Я сдвинул брови. Она казалась взбешенной.
– В тот день, который ты так любезно проиллюстрировал миру, – закончила она, выплевывая свой яд. – В любом случае, я искала твою фамилию, Клемонте. Неудивительно, что тебе пришлось нелегко в замке в центре Франции.
Она не понимала, о чём говорит.
– Ты хочешь, чтобы я извинился за то, что родился в семье Клемонте? – я оставался спокойным, не имея никакого желания раскрывать какую–либо часть тех лет.
– Ты прав, – задумчиво произнесла она. – Мне не следовало этого говорить.
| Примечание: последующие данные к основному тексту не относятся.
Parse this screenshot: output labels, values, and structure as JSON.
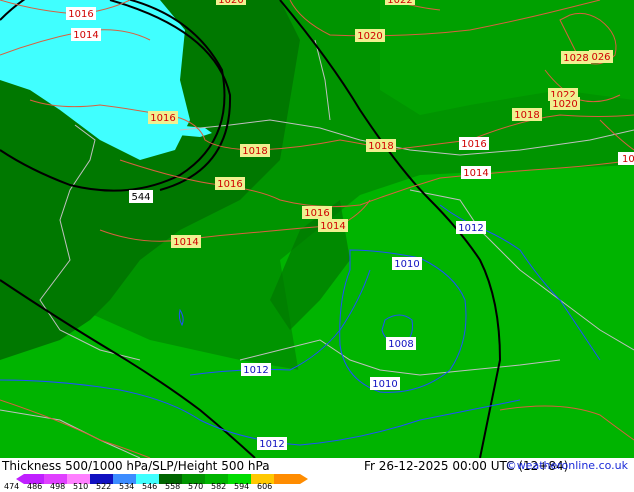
{
  "title": "Thickness 500/1000 hPa/SLP/Height 500 hPa",
  "datetime": "Fr 26-12-2025 00:00 UTC (12+84)",
  "copyright": "©weatheronline.co.uk",
  "colors": {
    "c474": "#c020ff",
    "c486": "#e040ff",
    "c498": "#ff80ff",
    "c510": "#1010c0",
    "c522": "#3c8cff",
    "c534": "#40ffff",
    "c546": "#006400",
    "c558": "#009400",
    "c570": "#00b400",
    "c582": "#00dc00",
    "c594": "#ffc800",
    "c606": "#ff8c00",
    "isobar": "#d86040",
    "isobar_low": "#2050ff",
    "height500": "#000000",
    "coast": "#bfbfbf"
  },
  "legend_ticks": [
    "474",
    "486",
    "498",
    "510",
    "522",
    "534",
    "546",
    "558",
    "570",
    "582",
    "594",
    "606"
  ],
  "isobar_labels": {
    "l1016a": "1016",
    "l1014a": "1014",
    "l1020top": "1020",
    "l1022top": "1022",
    "l1020": "1020",
    "l1028": "1028",
    "l026": "026",
    "l1022": "1022",
    "l1020b": "1020",
    "l1018a": "1018",
    "l1016b": "1016",
    "l1018b": "1018",
    "l1018c": "1018",
    "l1016c": "1016",
    "l101right": "101",
    "l1016d": "1016",
    "l1014b": "1014",
    "l1016e": "1016",
    "l1014c": "1014",
    "l1014d": "1014",
    "l1012a": "1012",
    "l1010a": "1010",
    "l1008": "1008",
    "l1012b": "1012",
    "l1010b": "1010",
    "l1012c": "1012"
  },
  "height_labels": {
    "h544": "544"
  }
}
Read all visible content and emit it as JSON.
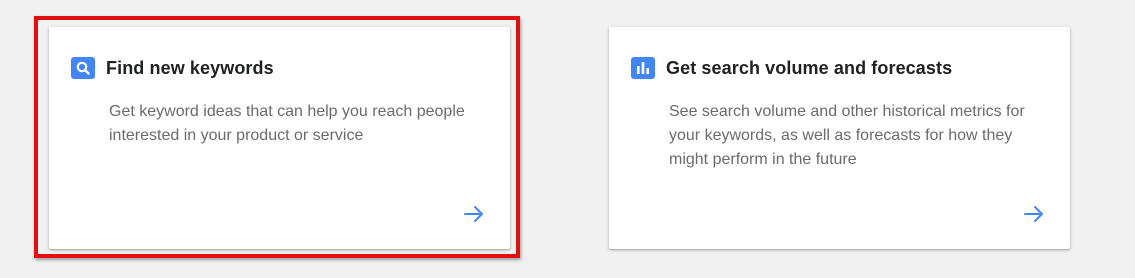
{
  "cards": [
    {
      "icon": "search-icon",
      "title": "Find new keywords",
      "description": "Get keyword ideas that can help you reach people interested in your product or service",
      "arrow": "arrow-right-icon"
    },
    {
      "icon": "bar-chart-icon",
      "title": "Get search volume and forecasts",
      "description": "See search volume and other historical metrics for your keywords, as well as forecasts for how they might perform in the future",
      "arrow": "arrow-right-icon"
    }
  ],
  "colors": {
    "accent": "#4285f4",
    "highlight": "#e01010",
    "title": "#202124",
    "description": "#6b6b6b",
    "background": "#f1f1f1"
  }
}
Это было не по теме и в значительной степени бестактно.
– Это было извинение?
Она стрельнула в меня глазами.
– Ты единственный, кто должен принести мне бесчисленные извинения. Не смей надеяться на это, или ты умрешь, ожидая этого.
– Как я уже говорил тебе, я могу быть очень терпеливым, и у меня нет проблем с извинениями за то, что я скрыл от тебя свою личность.
– Мне нужно знать, почему ты нарисовал меня. Почему я?
Я хрустнул костяшками пальцев.
– На мостике ты казалась бурной и душевной...
– Нет, моё сердце было разбито и мне было грустно, Спектр. И вдобавок ко всему, ты высмеиваешь мои страдания чрезмерными словами.
Я не мог понять, что такого оскорбительного я сказал. Это была правда– почему она думает, что я смеюсь над ней?
Мир был пуст в сероватых монотонных цветах. Без вдохновения.
Но она была жизнью. Её воплощением. Радугой эмоций.
– Тебе удалось воплотить эмоции, которые некоторые люди не в состоянии выплеснуть, – я всё обдумал. – И я знал, что такие чистые и ранимые эмоции коснутся всего мира. Я изобразил не твою слабость, а твою силу.